Peace conjures uncertainty: one man’s peace might spell another man’s anguish. The infamous Munich deal in 1938, for example, appeased England and France, but it spelt Czechoslovakia’s downfall: if the German chancellor had kept his word and not invaded Poland, who would have cared about old Prague’s eventual conquest! In this case, “Peace is a very apoplexy, lethargy; mull’d, deaf, sleepy, insensible; a getter of more bastard children than a war’s a destroyer of men” (W. Shakespeare, Coriolanus IV.5).
While most desire it, one might be hard pressed to define it, for some it spells out secured borders and the right to exist: conversely, it might entail a neighbour’s destruction. But peace might also be identified with a denied prosperity. Equally, it might be a catch phrase for ethnic unfulfilled aspirations, or the right to be oneself without the fear of harassment. One might thus identify peace with a multidimensional discernment itself underlined by fundamental insights with regards the human person and society as a whole.

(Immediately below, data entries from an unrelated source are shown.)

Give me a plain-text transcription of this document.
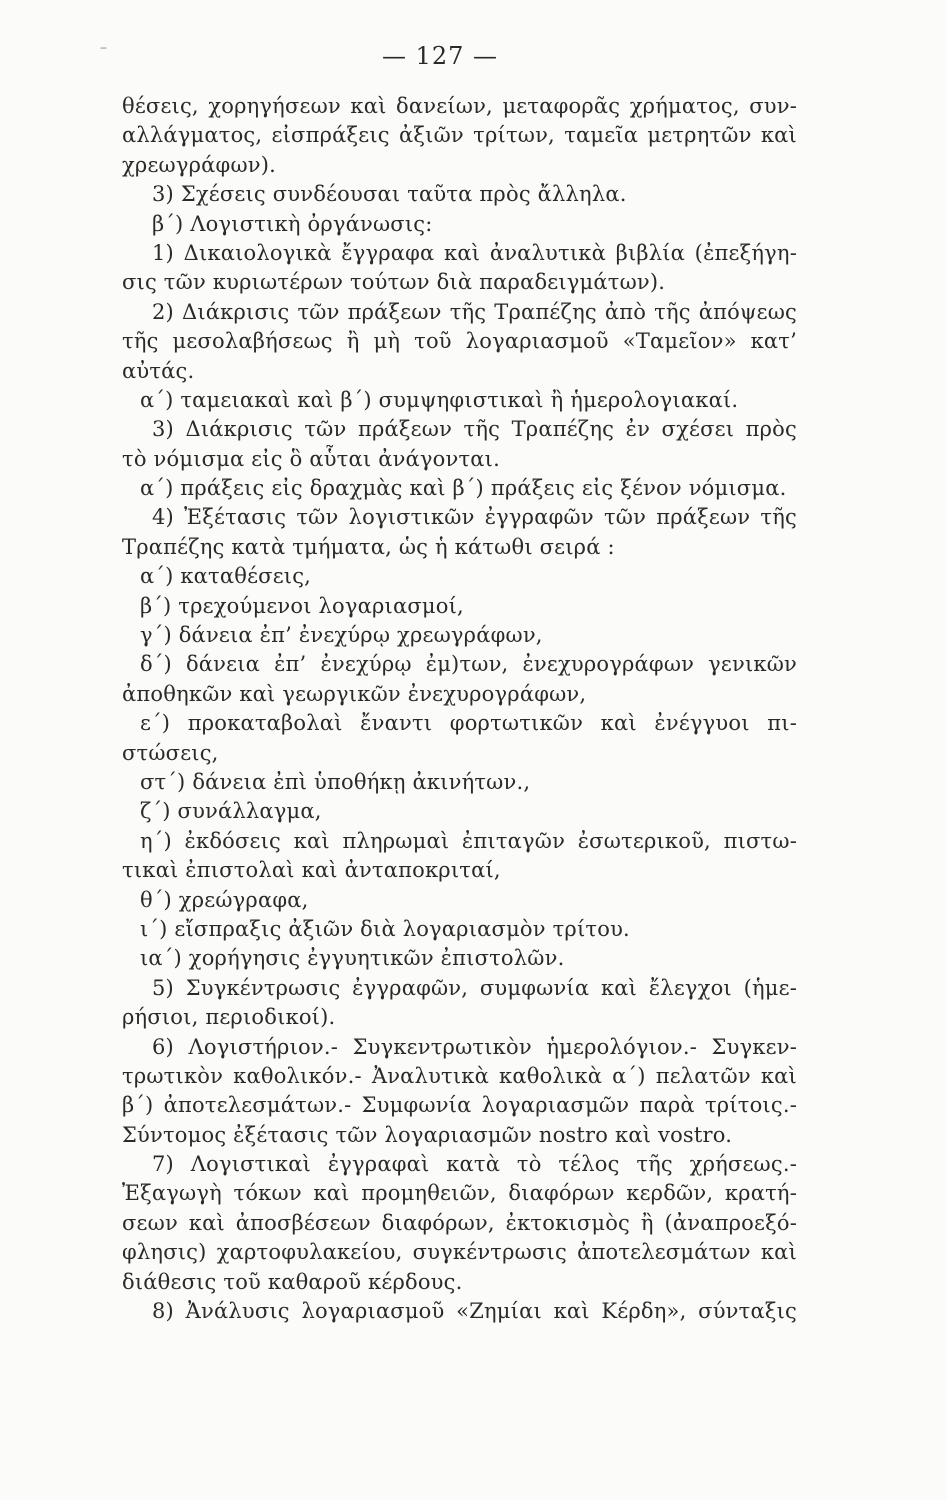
–	— 127 —
θέσεις, χορηγήσεων καὶ δανείων, μεταφορᾶς χρήματος, συν-
αλλάγματος, εἰσπράξεις ἀξιῶν τρίτων, ταμεῖα μετρητῶν καὶ
χρεωγράφων).
3) Σχέσεις συνδέουσαι ταῦτα πρὸς ἄλληλα.
β΄) Λογιστικὴ ὀργάνωσις:
1) Δικαιολογικὰ ἔγγραφα καὶ ἀναλυτικὰ βιβλία (ἐπεξήγη-
σις τῶν κυριωτέρων τούτων διὰ παραδειγμάτων).
2) Διάκρισις τῶν πράξεων τῆς Τραπέζης ἀπὸ τῆς ἀπόψεως
τῆς μεσολαβήσεως ἢ μὴ τοῦ λογαριασμοῦ «Ταμεῖον» κατ’
αὐτάς.
α΄) ταμειακαὶ καὶ β΄) συμψηφιστικαὶ ἢ ἡμερολογιακαί.
3) Διάκρισις τῶν πράξεων τῆς Τραπέζης ἐν σχέσει πρὸς
τὸ νόμισμα εἰς ὃ αὗται ἀνάγονται.
α΄) πράξεις εἰς δραχμὰς καὶ β΄) πράξεις εἰς ξένον νόμισμα.
4) Ἐξέτασις τῶν λογιστικῶν ἐγγραφῶν τῶν πράξεων τῆς
Τραπέζης κατὰ τμήματα, ὡς ἡ κάτωθι σειρά :
α΄) καταθέσεις,
β΄) τρεχούμενοι λογαριασμοί,
γ΄) δάνεια ἐπ’ ἐνεχύρῳ χρεωγράφων,
δ΄) δάνεια ἐπ’ ἐνεχύρῳ ἐμ)των, ἐνεχυρογράφων γενικῶν
ἀποθηκῶν καὶ γεωργικῶν ἐνεχυρογράφων,
ε΄) προκαταβολαὶ ἔναντι φορτωτικῶν καὶ ἐνέγγυοι πι-
στώσεις,
στ΄) δάνεια ἐπὶ ὑποθήκῃ ἀκινήτων.,
ζ΄) συνάλλαγμα,
η΄) ἐκδόσεις καὶ πληρωμαὶ ἐπιταγῶν ἐσωτερικοῦ, πιστω-
τικαὶ ἐπιστολαὶ καὶ ἀνταποκριταί,
θ΄) χρεώγραφα,
ι΄) εἴσπραξις ἀξιῶν διὰ λογαριασμὸν τρίτου.
ια΄) χορήγησις ἐγγυητικῶν ἐπιστολῶν.
5) Συγκέντρωσις ἐγγραφῶν, συμφωνία καὶ ἔλεγχοι (ἡμε-
ρήσιοι, περιοδικοί).
6) Λογιστήριον.- Συγκεντρωτικὸν ἡμερολόγιον.- Συγκεν-
τρωτικὸν καθολικόν.- Ἀναλυτικὰ καθολικὰ α΄) πελατῶν καὶ
β΄) ἀποτελεσμάτων.- Συμφωνία λογαριασμῶν παρὰ τρίτοις.-
Σύντομος ἐξέτασις τῶν λογαριασμῶν nostro καὶ vostro.
7) Λογιστικαὶ ἐγγραφαὶ κατὰ τὸ τέλος τῆς χρήσεως.-
Ἐξαγωγὴ τόκων καὶ προμηθειῶν, διαφόρων κερδῶν, κρατή-
σεων καὶ ἀποσβέσεων διαφόρων, ἐκτοκισμὸς ἢ (ἀναπροεξό-
φλησις) χαρτοφυλακείου, συγκέντρωσις ἀποτελεσμάτων καὶ
διάθεσις τοῦ καθαροῦ κέρδους.
8) Ἀνάλυσις λογαριασμοῦ «Ζημίαι καὶ Κέρδη», σύνταξις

Rather than a theoretical mishmash, peace is here identified with personal wellbeing: in other words, the ability to discover peace within oneself, because finding peace within, one can live at peace with others. Discrimination and demonising the diverse – subtle concepts easily ignored – inherently contradict this notion, because both are rooted in violence. Interestingly, they both rely on adjectives to disseminate their stifling aromas.
Insofar as they justify weird notions of what it means to be human, adjectives are treacherous: accordingly, they are perilous to peace. Used violently adjectives emasculate human dignity, often exploiting ridicule to accomplish this end as categorised derision replaces the human face: black, white, gay, straight, Christian, Muslim, Jew, religious, atheist, handicapped, obese, old, migrant, poor – all these descriptions and others besides easily degenerate into ghettoization, justifying a veiled but at times desired segregation. Hence one can comprehend Martin Luther King’s advice that “peace is not merely a distant goal, but a means by which we arrive at that goal”. Tolerance might provide us with one key to this insight.
Fundamentally tolerance should not be confused with charity: while the latter implies a personal initiative, the former entails a right enjoyed by each person. Conceited, we often speak of tolerating others, conveniently forgetting that others tolerate us! Tolerance thus provides a learning breathing space where personal self-strictures come into their own as a means to encountering the other. Emulating Lynne Cox’s famous crossing of the Bering Strait in 1987, we too are asked to traverse invisible barriers to discover that “maybe we can become friends”. Her quest definitely eased Soviet-American tensions as the Cold war lingered on.
Tolerance is not laissez-affair: it requires careful analysis and the willingness to challenge the narrow-mindedness of perceived or presumed threats, allowing fresh air to invigorate one’s thoughts and perceptions of the surrounding world. It fundamentally aims at establishing a middle ground where differences can be discussed and maybe resolved: enriching experiences underlined by dialogue. But violence should never be underestimated: the recent death of the Dutch priest Frans van der Lugt clearly demonstrates its intrusive absurdity.
Tolerance begins at home: we need to feel comfortable with ourselves – who we are, our appearance, the way we think. Little things maybe, but unless we respect ourselves it’s definitely harder to respect others, because not accepting ourselves it’s easier to project our obscured brittleness unto others. Conversely, discerning our features we might discover the unknown faces surrounding us, which unfortunately are often perceived as mere featureless façades. So it’s not merely a question of politically correct wording: rather, it co-involves a personal reassessment willing to challenge oneself so that experiencing peace, we can then afford peace for the person standing next to us; our neighbour.